Serangan Pangkalan Udara Lybia, 141 Tewas

Ilustrasi Serangan pangkalan udara militer/ AFP
LYBIA – Serangan terhadap sebuah pangkalan udara di Libya selatan telah menewaskan 141 orang yang sebagian besar tentara yang setia kepada pasukan militer Khalifa Haftar.

Pada hari Kamis (18/5/2017), anggota milisi Angkatan III yang setia kepada pemerintah yang didukung oleh PBB atas kesepakatan nasional (GNA) di Tripoli menyerang basis yang digunakan oleh Tentara Nasional Libya (Tentara Nasional Libya) Haftar, menurut sumber militer.

Juru bicara LNA, Ahmad al-Mesmari, mengatakan bahwa korban termasuk warga sipil yang bekerja di pangkalan udara Brak al-Shati atau yang berada di daerah terdekat.

“Para tentara kembali dari sebuah parade militer. Mereka tidak bersenjata. Kebanyakan dari mereka dieksekusi, “katanya, dilansir AFP, Sabtu (20/5/2017).

GNA mengatakan bahwa sebuah komisi penyelidikan telah dibentuk untuk menyelidiki serangan tersebut. Dikatakan bahwa pihaknya telah memutuskan untuk menunda menteri pertahanannya, Al-Mahdi al-Barghati, dan kepala Angkatan Ketiga dari tugas mereka sampai mereka yang bertanggung jawab diidentifikasi.

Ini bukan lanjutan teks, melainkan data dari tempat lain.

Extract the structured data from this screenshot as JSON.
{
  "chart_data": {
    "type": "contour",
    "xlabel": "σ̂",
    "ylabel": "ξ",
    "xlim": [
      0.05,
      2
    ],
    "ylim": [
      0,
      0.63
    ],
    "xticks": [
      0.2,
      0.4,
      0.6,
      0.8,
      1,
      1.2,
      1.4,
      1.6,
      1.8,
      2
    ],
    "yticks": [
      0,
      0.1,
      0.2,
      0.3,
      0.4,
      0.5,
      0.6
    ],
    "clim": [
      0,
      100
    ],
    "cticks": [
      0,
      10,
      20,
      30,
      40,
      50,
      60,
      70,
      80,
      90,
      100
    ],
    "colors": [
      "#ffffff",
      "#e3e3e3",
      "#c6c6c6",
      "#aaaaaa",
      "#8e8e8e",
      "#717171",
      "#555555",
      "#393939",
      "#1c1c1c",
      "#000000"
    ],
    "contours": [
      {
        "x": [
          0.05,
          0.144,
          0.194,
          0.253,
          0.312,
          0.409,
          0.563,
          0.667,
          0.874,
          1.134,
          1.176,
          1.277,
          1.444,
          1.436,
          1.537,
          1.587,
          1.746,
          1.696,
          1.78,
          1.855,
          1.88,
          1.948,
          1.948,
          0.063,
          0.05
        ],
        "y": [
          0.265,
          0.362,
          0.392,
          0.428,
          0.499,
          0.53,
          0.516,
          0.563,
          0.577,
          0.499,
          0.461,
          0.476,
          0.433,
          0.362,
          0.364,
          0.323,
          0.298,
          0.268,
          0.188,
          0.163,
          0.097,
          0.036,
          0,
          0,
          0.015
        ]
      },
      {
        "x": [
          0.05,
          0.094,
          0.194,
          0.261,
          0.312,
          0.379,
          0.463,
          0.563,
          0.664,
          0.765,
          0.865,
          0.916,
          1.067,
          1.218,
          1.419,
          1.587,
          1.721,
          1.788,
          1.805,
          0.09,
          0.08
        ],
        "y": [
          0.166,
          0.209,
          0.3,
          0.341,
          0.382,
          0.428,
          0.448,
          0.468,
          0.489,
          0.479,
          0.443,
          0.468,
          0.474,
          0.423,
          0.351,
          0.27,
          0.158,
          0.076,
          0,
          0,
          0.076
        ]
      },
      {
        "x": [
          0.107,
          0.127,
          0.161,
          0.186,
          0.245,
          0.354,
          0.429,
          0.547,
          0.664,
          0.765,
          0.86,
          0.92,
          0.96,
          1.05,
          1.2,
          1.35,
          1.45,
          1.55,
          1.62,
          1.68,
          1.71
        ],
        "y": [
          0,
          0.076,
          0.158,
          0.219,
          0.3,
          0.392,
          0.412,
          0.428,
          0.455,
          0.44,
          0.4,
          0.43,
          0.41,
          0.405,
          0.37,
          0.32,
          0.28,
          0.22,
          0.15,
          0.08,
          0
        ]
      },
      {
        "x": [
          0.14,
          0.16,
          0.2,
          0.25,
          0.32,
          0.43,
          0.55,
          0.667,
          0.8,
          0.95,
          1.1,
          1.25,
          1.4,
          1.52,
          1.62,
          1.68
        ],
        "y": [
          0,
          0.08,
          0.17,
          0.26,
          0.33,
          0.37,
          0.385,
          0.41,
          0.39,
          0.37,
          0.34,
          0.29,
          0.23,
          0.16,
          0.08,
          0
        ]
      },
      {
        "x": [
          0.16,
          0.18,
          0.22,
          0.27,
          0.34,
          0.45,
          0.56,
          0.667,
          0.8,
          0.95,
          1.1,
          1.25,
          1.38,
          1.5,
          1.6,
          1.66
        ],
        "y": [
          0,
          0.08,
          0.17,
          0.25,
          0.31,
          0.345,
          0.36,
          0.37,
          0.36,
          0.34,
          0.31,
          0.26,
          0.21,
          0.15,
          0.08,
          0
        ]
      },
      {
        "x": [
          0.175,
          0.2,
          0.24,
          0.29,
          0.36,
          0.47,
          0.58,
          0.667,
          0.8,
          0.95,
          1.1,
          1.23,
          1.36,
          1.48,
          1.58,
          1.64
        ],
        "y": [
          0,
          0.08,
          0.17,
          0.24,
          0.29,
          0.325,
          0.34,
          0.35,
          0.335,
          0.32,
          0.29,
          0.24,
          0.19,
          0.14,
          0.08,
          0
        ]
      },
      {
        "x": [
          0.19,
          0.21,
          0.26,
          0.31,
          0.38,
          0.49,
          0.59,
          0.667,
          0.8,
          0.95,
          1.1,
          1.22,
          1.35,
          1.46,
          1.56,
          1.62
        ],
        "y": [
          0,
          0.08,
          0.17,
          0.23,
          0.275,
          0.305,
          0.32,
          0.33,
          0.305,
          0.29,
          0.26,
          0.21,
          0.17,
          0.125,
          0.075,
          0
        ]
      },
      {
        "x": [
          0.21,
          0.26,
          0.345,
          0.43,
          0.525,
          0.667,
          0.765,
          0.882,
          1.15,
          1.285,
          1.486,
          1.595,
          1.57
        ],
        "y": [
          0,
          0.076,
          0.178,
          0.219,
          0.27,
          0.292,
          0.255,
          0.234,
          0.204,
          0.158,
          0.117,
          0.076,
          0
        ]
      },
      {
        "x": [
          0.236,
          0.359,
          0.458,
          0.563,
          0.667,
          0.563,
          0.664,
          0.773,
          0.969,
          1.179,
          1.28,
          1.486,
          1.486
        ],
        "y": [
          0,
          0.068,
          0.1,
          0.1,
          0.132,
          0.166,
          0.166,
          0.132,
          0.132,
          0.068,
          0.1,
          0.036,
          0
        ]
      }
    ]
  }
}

GNA dan kementerian pertahanan mengutuk serangan tersebut dan mengatakan bahwa mereka tidak memerintahkan tindakan semacam itu.

Pemerintah persatuan, pemerintahan saingannya di Libya timur dan pendukung masing-masing berjuang untuk pengaruh di negara Afrika utara, yang telah dirusak oleh kekacauan sejak jatuhnya diktator Muammar Gaddafi pada tahun 2011.